According to a letter sent by the Senate Judiciary Committee this week, documents reveal that former FBI Director James Comey actually decided not to recommend charges against Clinton long before the Bureau even sat down to interview her. Not, like, a couple of days before…more than TWO months earlier!
“According to the unredacted portions of the transcripts, it appears that in April or early May of 2016, Mr. Comey had already decided he would issue a statement exonerating Secretary Clinton,” wrote the committee in a letter to FBI Director Christopher Wray. “That was long before FBI agents finished their work. Mr. Comey even circulated an early draft statement to select members of senior FBI leadership. The outcome of an investigation should not be prejudged while FBI agents are still hard at work trying to gather the facts. Conclusion first, fact-gathering second—that’s no way to run an investigation. The FBI should be held to a higher standard than that, especially in a matter of such great public interest and controversy.”
The senators want to FBI to provide them with a more open version of the transcript, by which some of their questions regarding the investigation may be answered.

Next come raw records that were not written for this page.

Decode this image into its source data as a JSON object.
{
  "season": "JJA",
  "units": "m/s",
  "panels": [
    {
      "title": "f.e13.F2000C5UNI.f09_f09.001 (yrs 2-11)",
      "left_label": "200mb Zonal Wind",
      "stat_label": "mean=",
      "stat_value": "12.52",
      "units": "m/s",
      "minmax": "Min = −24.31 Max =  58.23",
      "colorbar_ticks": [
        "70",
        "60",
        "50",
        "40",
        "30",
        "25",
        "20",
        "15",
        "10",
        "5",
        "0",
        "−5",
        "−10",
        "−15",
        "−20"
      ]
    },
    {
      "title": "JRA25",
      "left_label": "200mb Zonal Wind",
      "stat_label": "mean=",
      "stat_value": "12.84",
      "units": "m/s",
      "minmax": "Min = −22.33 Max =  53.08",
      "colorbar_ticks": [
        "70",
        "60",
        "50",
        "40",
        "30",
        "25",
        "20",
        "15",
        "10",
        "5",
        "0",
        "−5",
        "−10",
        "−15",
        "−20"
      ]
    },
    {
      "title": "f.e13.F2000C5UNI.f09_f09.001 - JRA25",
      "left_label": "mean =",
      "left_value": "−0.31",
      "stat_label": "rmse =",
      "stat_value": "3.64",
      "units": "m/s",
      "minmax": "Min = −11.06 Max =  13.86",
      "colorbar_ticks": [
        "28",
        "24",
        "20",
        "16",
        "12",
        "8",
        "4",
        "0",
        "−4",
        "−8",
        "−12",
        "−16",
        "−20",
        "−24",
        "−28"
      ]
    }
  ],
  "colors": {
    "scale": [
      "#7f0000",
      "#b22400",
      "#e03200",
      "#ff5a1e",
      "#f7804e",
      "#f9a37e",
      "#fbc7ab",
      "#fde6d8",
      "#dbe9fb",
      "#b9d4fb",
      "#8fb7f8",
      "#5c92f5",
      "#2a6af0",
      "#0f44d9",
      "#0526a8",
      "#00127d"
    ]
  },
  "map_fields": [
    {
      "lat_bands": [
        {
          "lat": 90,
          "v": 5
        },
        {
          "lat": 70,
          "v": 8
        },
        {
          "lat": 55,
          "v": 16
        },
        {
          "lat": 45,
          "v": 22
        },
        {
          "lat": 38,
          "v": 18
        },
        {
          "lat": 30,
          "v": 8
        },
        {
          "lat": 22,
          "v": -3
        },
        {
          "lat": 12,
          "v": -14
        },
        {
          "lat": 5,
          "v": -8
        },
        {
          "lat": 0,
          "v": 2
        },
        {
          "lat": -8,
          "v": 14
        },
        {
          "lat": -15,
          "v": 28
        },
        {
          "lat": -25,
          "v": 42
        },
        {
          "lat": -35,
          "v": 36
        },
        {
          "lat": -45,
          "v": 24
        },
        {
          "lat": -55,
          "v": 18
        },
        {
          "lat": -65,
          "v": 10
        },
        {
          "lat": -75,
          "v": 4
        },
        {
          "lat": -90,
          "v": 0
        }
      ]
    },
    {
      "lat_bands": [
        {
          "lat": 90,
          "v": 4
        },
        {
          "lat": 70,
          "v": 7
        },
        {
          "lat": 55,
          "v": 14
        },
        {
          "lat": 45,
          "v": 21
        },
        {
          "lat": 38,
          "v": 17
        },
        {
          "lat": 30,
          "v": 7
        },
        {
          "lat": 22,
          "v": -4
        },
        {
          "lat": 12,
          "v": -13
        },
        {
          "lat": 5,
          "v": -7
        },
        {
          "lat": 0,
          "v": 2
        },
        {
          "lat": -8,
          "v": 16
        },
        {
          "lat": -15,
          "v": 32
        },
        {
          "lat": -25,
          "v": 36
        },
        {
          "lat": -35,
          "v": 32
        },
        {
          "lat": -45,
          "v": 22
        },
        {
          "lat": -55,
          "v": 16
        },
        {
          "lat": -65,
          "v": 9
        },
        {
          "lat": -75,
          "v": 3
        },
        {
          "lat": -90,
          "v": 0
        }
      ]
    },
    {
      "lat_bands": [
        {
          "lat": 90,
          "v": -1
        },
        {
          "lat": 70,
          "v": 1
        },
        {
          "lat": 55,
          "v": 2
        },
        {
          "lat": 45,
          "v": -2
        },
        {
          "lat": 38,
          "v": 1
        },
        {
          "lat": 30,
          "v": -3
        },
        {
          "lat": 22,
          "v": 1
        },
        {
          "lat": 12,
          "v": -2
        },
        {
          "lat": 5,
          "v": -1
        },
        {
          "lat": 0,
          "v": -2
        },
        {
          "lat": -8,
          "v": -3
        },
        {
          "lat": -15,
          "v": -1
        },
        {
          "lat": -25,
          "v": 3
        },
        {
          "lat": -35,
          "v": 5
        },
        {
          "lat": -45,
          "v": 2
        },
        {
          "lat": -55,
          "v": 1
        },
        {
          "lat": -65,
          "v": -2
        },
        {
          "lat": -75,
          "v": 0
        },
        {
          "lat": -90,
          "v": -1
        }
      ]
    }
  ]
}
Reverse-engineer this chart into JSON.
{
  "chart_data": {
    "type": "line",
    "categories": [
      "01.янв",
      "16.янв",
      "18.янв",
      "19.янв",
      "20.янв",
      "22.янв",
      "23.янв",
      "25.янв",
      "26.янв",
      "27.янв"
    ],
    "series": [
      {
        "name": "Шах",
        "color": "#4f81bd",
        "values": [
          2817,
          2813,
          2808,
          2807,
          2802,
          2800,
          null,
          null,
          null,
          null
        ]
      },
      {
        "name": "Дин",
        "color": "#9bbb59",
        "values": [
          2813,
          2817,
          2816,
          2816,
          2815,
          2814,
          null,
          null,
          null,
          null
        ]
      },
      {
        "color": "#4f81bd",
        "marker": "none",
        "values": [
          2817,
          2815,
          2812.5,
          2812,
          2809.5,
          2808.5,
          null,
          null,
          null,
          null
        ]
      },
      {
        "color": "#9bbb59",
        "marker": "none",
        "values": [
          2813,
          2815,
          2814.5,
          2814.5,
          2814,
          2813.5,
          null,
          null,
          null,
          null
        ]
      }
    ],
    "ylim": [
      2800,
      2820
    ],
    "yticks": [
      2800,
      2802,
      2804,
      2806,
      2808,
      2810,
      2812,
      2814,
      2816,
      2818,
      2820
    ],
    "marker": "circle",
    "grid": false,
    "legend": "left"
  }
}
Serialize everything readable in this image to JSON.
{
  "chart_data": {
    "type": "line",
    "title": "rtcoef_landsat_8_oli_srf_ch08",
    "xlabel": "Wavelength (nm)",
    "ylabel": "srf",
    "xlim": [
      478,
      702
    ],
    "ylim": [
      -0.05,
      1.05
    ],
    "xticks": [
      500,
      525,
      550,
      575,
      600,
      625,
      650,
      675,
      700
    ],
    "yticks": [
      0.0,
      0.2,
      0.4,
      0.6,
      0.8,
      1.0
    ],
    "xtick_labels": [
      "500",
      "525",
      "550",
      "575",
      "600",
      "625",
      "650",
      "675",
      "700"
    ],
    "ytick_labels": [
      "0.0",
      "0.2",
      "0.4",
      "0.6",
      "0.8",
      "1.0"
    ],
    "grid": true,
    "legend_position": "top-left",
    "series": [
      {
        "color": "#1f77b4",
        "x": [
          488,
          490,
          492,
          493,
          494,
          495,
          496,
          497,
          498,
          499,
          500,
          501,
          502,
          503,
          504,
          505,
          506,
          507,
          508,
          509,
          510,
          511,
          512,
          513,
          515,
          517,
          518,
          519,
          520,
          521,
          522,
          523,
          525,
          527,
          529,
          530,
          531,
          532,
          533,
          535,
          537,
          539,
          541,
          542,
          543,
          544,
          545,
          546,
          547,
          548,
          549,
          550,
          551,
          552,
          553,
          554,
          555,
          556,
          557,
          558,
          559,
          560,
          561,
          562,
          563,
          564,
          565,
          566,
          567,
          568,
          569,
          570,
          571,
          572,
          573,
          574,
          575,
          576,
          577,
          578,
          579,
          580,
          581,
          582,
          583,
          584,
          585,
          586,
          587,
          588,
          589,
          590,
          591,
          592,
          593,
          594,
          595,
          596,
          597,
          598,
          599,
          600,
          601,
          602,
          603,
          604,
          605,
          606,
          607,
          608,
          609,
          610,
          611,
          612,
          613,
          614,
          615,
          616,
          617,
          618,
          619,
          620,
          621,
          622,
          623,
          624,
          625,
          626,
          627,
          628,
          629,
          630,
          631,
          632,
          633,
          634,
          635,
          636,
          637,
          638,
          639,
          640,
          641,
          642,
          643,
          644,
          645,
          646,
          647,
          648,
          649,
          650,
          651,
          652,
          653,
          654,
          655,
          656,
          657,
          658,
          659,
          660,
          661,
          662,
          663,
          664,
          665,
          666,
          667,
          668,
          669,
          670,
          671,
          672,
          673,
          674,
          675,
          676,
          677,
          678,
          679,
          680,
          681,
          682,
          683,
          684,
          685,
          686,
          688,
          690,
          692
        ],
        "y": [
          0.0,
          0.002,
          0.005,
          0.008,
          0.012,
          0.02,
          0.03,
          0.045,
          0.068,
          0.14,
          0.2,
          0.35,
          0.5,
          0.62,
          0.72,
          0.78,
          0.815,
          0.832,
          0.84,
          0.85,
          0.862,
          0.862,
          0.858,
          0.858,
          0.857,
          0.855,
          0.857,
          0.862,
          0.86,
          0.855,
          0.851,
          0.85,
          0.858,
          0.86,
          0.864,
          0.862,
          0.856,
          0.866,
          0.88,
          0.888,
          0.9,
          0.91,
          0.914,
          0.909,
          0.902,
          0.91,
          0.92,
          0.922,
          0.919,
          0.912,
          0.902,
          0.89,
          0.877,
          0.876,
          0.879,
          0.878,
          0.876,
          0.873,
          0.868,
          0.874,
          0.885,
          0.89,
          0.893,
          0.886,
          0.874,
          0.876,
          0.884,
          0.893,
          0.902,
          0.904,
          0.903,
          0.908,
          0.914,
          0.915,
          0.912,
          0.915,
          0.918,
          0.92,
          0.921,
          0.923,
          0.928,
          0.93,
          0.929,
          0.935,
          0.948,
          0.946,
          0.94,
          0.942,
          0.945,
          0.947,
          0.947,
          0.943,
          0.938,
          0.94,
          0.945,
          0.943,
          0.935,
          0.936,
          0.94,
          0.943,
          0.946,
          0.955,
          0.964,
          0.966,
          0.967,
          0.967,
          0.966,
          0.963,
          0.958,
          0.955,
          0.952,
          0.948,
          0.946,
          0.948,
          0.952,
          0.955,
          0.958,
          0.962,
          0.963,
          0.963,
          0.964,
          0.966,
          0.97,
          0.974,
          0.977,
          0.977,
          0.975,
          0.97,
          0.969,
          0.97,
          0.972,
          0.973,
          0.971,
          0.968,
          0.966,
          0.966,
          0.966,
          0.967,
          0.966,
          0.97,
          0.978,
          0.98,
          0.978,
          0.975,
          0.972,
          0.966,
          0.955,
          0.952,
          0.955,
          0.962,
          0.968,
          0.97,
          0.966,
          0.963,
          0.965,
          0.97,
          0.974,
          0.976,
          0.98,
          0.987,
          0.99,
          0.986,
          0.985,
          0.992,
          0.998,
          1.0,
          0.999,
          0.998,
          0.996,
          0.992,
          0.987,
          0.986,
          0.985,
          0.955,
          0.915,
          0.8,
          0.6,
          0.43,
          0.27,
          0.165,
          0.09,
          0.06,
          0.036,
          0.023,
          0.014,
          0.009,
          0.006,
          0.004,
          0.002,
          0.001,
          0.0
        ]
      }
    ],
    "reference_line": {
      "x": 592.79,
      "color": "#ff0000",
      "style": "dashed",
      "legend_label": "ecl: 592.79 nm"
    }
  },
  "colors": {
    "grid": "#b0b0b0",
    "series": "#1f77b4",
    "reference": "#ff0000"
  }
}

“It is unclear,” they wrote, “whether the FBI agents actually investigating the case were aware that Mr. Comey had already decided on the investigation’s outcome while their work was ongoing. However, it appears that the answer to that question may be underneath some of the extensive redactions that the Department made to the transcripts.”
The transcripts in question come from the aborted Office of Special Counsel investigation into Comey’s handling of the Hillary Clinton case. The OSC investigation was called off after President Trump fired Comey earlier this year, but not before they had made a startling discovery – that Comey actually began drafting a public statement exonerating the former secretary of state in April or May of 2016.
This was not only months prior to the FBI’s interview with Clinton, but prior to the Bureau’s interviews with several of her top aides, including Bryan Pagliano, Cheryl Mills, and Heather Samuelson, all of whom were ultimately given immunity agreements in exchange for their cooperation.
“Conclusion first, fact-gathering second — that’s no way to run an investigation. The FBI should be held to a higher standard than that, especially in a matter of such great public interest and controversy,” the Senate Judiciary Committee wrote in their letter.
This is the same FBI, mind you, that is turning over every dusty mattress in every Trump hotel in the world in an attempt to find SOMETHING to charge a campaign official with in the Russian collusion case. If they had taken the Clinton investigation half as seriously, perhaps the former secretary of state would have been penalized for breaking the law.